Saat ditemukan, korban masih mengenakan seragam Pramuka. Jasad korban ditemukan di area kamar tidur dengan sejumlah luka serius di tubuhnya.

Aris mengaku sempat melihat langsung kondisi korban setelah mendapat laporan dari warga.

"Ibu'e sudah histeris, terus saya masuk (rumah) kondisi jenazah seperti itulah, banyak bekas bacokan. Muka sama sini (tangan) dan sudah kering (lukanya). Tapi ada banyak bekas telapak kaki di lantai," kata Aris, dikutip dari Kompas.com, Jumat.  

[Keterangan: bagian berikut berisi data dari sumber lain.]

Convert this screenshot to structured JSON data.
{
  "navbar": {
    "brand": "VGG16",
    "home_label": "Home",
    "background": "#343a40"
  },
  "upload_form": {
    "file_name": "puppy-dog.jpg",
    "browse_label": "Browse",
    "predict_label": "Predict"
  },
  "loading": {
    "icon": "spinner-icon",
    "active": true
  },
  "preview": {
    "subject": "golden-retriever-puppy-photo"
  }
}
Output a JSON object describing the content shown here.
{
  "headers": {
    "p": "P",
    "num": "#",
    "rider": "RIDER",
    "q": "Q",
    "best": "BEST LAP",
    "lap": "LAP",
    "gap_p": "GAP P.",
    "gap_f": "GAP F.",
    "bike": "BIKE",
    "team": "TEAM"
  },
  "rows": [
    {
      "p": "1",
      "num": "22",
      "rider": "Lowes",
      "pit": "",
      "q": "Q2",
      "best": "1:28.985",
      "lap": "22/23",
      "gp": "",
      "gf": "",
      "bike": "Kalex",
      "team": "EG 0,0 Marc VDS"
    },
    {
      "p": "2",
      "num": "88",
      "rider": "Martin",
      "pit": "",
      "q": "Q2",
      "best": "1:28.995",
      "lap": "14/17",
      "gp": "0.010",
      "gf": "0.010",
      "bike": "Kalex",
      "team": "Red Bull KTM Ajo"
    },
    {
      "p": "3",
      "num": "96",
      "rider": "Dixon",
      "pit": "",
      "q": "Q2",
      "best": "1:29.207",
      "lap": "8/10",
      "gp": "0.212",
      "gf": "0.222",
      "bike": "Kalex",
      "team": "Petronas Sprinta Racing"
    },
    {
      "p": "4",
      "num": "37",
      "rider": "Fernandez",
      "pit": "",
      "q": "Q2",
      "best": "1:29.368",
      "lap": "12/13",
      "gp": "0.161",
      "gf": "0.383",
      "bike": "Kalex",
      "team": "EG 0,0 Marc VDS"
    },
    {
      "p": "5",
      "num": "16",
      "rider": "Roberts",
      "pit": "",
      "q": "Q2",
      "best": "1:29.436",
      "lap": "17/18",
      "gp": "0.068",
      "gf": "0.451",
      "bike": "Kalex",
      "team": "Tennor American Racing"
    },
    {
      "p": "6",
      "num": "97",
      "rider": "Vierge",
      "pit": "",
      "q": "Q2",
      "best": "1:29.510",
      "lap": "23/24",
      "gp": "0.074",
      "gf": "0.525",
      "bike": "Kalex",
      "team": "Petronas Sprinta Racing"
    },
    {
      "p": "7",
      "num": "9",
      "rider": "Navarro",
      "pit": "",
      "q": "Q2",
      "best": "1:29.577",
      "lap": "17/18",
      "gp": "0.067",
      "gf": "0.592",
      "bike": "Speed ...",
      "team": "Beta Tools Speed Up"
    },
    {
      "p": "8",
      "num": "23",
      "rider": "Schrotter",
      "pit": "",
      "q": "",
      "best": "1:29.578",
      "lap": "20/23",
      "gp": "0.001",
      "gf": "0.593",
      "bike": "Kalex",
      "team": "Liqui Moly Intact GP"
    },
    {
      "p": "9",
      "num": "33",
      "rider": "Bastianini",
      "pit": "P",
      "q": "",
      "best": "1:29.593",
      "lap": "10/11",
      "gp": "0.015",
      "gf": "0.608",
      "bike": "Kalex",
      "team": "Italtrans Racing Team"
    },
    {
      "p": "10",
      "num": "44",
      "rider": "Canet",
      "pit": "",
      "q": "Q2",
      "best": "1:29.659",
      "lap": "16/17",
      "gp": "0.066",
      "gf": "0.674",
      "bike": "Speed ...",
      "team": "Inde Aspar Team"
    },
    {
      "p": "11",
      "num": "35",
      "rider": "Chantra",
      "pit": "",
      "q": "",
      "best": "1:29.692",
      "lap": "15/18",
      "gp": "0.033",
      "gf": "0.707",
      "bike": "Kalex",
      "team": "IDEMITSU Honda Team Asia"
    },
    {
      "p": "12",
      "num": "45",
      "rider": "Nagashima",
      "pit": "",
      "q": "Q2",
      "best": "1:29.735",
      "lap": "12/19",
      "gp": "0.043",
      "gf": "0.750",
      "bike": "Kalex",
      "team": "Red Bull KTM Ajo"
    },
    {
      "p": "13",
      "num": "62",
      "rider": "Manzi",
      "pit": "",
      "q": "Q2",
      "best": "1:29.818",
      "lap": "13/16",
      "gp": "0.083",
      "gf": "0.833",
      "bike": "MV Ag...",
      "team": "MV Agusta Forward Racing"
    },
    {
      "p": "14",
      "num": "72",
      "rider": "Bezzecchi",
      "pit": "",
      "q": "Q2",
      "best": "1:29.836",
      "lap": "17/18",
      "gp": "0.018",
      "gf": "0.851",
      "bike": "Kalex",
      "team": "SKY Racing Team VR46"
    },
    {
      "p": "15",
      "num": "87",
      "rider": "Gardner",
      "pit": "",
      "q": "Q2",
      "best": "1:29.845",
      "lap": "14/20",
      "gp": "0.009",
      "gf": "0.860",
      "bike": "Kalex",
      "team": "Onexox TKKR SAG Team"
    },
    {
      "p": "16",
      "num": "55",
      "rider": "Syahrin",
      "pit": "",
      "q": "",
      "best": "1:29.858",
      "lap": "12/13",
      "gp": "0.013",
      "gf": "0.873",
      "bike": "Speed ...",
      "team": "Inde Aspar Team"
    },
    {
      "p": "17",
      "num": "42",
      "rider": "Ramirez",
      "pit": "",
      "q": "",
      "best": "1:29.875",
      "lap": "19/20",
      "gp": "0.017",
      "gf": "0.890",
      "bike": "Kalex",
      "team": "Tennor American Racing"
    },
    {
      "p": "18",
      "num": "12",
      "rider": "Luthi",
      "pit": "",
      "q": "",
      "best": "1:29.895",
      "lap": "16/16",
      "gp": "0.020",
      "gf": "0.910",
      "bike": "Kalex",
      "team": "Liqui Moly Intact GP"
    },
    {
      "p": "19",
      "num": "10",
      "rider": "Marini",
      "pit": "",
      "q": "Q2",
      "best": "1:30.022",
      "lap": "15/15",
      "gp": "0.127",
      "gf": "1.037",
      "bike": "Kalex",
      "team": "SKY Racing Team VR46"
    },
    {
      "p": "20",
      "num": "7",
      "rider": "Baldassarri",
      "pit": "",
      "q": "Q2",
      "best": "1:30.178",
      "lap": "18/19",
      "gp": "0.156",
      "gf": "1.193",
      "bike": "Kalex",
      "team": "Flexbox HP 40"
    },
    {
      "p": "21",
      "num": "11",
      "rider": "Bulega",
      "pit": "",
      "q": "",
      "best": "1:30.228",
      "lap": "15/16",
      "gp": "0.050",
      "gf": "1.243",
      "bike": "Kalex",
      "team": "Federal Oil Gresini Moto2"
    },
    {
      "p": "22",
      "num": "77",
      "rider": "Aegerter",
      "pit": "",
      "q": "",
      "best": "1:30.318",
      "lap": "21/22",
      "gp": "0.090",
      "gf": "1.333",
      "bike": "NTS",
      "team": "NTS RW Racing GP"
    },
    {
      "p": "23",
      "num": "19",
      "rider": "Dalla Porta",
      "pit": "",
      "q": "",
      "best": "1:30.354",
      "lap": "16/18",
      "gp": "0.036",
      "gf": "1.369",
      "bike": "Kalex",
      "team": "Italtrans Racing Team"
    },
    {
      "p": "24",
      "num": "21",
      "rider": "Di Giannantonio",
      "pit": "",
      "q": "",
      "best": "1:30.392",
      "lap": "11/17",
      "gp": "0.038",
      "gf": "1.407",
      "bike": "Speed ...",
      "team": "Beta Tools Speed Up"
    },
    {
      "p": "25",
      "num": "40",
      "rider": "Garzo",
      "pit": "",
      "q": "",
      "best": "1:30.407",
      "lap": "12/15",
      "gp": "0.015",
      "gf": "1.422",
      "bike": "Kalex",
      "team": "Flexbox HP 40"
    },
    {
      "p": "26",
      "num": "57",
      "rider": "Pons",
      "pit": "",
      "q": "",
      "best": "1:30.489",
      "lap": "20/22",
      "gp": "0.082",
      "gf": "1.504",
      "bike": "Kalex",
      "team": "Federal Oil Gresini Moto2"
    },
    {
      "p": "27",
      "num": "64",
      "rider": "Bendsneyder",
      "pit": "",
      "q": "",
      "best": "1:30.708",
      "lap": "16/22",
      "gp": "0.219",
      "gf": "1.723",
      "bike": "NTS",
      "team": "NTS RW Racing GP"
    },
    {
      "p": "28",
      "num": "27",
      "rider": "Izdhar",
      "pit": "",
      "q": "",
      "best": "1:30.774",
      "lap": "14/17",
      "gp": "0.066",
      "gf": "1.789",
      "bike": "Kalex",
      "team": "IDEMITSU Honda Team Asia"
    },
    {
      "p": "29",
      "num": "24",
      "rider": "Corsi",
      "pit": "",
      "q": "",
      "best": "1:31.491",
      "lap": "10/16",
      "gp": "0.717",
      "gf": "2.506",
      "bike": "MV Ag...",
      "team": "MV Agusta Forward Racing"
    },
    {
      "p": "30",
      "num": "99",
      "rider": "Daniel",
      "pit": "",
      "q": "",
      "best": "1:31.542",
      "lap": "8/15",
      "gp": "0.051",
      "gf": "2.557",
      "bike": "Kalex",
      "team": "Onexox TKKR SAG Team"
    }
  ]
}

Ia juga menyebut luka yang dialami korban cukup parah.

"Banyak bekas luka, tangan dan muka yang tidak berbentuk, ada jari yang patah dan ditemukan korban masih mengenakan seragam Pramuka," ungkap dia.

Hingga Jumat malam, jajaran Polres Sragen masih melakukan olah tempat kejadian perkara (TKP) dan mengumpulkan sejumlah barang bukti.

Selain menemukan dugaan adanya tindak kekerasan, terdapat fakta lain yang menjadi perhatian dalam penyelidikan.

Menurut Aris, satu unit sepeda motor Honda Vario berwarna biru milik keluarga korban dilaporkan tidak berada di rumah saat peristiwa itu terungkap.

"Sepeda motor Vario biru tidak diketahui keberadaannya atau hilang hingga saat ini," ujar Aris.

Polisi masih mendalami keterkaitan hilangnya kendaraan tersebut dengan kematian korban.

Sementara itu, motif di balik tewasnya bocah 11 tahun tersebut masih dalam penyelidikan.

Aparat juga menelusuri sejumlah petunjuk yang ditemukan di lokasi, termasuk bekas telapak kaki yang terlihat di dalam rumah korban.

Hingga kini, kepolisian belum menyimpulkan penyebab maupun motif pasti di balik kematian korban dan masih terus melakukan pendalaman untuk mengungkap pelaku serta rangkaian peristiwa yang terjadi.